Towards Scaling Laws for Symbolic Regression¶
Conference: NeurIPS 2025 arXiv: 2510.26064 Code: None Area: Interpretability / Symbolic Regression Keywords: Symbolic Regression, Scaling Laws, Transformer, Power Law, Compute-Optimal
TL;DR¶
This work presents the first systematic study of scaling laws for symbolic regression (SR), demonstrating that end-to-end Transformer-based SR follows power-law scaling trends across three orders of magnitude of compute, and derives empirical rules for the optimal token-to-parameter ratio (\(\approx 15\)), as well as batch size and learning rate scaling with model size.
Background & Motivation¶
- Symbolic regression aims to discover underlying mathematical expressions from observational data, offering both interpretability and generalization ability.
- Pretrained Transformer-based SR methods have recently approached the performance of genetic programming, yet scaling effects remain almost entirely unstudied — no existing work exceeds \(\sim 100\)M parameters.

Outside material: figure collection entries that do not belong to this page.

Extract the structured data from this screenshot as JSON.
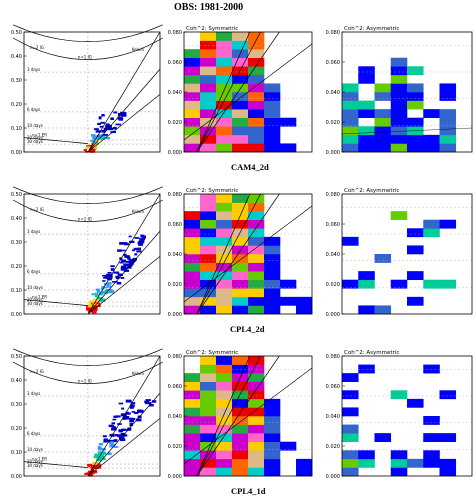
{
  "page": {
    "top_title": "OBS: 1981-2000",
    "row_labels": [
      "CAM4_2d",
      "CPL4_2d",
      "CPL4_1d"
    ]
  },
  "chart_data": [
    {
      "type": "heatmap",
      "panel": "wavenumber-frequency",
      "row": 0,
      "title": "",
      "ylim": [
        0,
        0.5
      ],
      "yticks": [
        "0.00",
        "0.10",
        "0.20",
        "0.30",
        "0.40",
        "0.50"
      ],
      "period_labels": [
        "3 days",
        "6 days",
        "10 days",
        "20 days",
        "30 days"
      ],
      "period_freqs": [
        0.333,
        0.167,
        0.1,
        0.05,
        0.033
      ],
      "dispersion_labels": [
        "n=1 IG",
        "n=2 IG",
        "Kelvin",
        "n=1 ER"
      ]
    },
    {
      "type": "heatmap",
      "panel": "coherence",
      "row": 0,
      "title": "Coh^2: Symmetric",
      "ylim": [
        0,
        0.09
      ],
      "yticks": [
        "0.000",
        "0.020",
        "0.040",
        "0.060",
        "0.080"
      ],
      "colors": [
        "#0000ff",
        "#3366cc",
        "#00cccc",
        "#22aa44",
        "#66cc00",
        "#ffcc00",
        "#ff6600",
        "#ee0000",
        "#cc00cc",
        "#ff66cc",
        "#deb887"
      ]
    },
    {
      "type": "heatmap",
      "panel": "coherence",
      "row": 0,
      "title": "Coh^2: Asymmetric",
      "ylim": [
        0,
        0.09
      ],
      "yticks": [
        "0.000",
        "0.020",
        "0.040",
        "0.060",
        "0.080"
      ]
    },
    {
      "type": "heatmap",
      "panel": "wavenumber-frequency",
      "row": 1,
      "ylim": [
        0,
        0.5
      ],
      "yticks": [
        "0.00",
        "0.10",
        "0.20",
        "0.30",
        "0.40",
        "0.50"
      ]
    },
    {
      "type": "heatmap",
      "panel": "coherence",
      "row": 1,
      "title": "Coh^2: Symmetric",
      "ylim": [
        0,
        0.09
      ],
      "yticks": [
        "0.000",
        "0.020",
        "0.040",
        "0.060",
        "0.080"
      ]
    },
    {
      "type": "heatmap",
      "panel": "coherence",
      "row": 1,
      "title": "Coh^2: Asymmetric",
      "ylim": [
        0,
        0.09
      ],
      "yticks": [
        "0.000",
        "0.020",
        "0.040",
        "0.060",
        "0.080"
      ]
    },
    {
      "type": "heatmap",
      "panel": "wavenumber-frequency",
      "row": 2,
      "ylim": [
        0,
        0.5
      ],
      "yticks": [
        "0.00",
        "0.10",
        "0.20",
        "0.30",
        "0.40",
        "0.50"
      ]
    },
    {
      "type": "heatmap",
      "panel": "coherence",
      "row": 2,
      "title": "Coh^2: Symmetric",
      "ylim": [
        0,
        0.09
      ],
      "yticks": [
        "0.000",
        "0.020",
        "0.040",
        "0.060",
        "0.080"
      ]
    },
    {
      "type": "heatmap",
      "panel": "coherence",
      "row": 2,
      "title": "Coh^2: Asymmetric",
      "ylim": [
        0,
        0.09
      ],
      "yticks": [
        "0.000",
        "0.020",
        "0.040",
        "0.060",
        "0.080"
      ]
    }
  ]
}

- Motivated by LLM scaling laws (Kaplan et al., Hoffmann et al.), the authors raise the central question: Do analogous scaling laws exist for SR? If so, can they guide the design of next-generation SR models?
- Prior work primarily adjusts training details at a fixed scale, lacking systematic analysis of the scale–performance relationship.
Method¶
Overall Architecture¶
An end-to-end encoder-decoder Transformer architecture is adopted. The input is tabular data (numerical pairs) and the output is a mathematical expression in LaTeX format. The overall pipeline is:
- Data generation: Recursively generate a base expression set → insert random constants + sample datasets.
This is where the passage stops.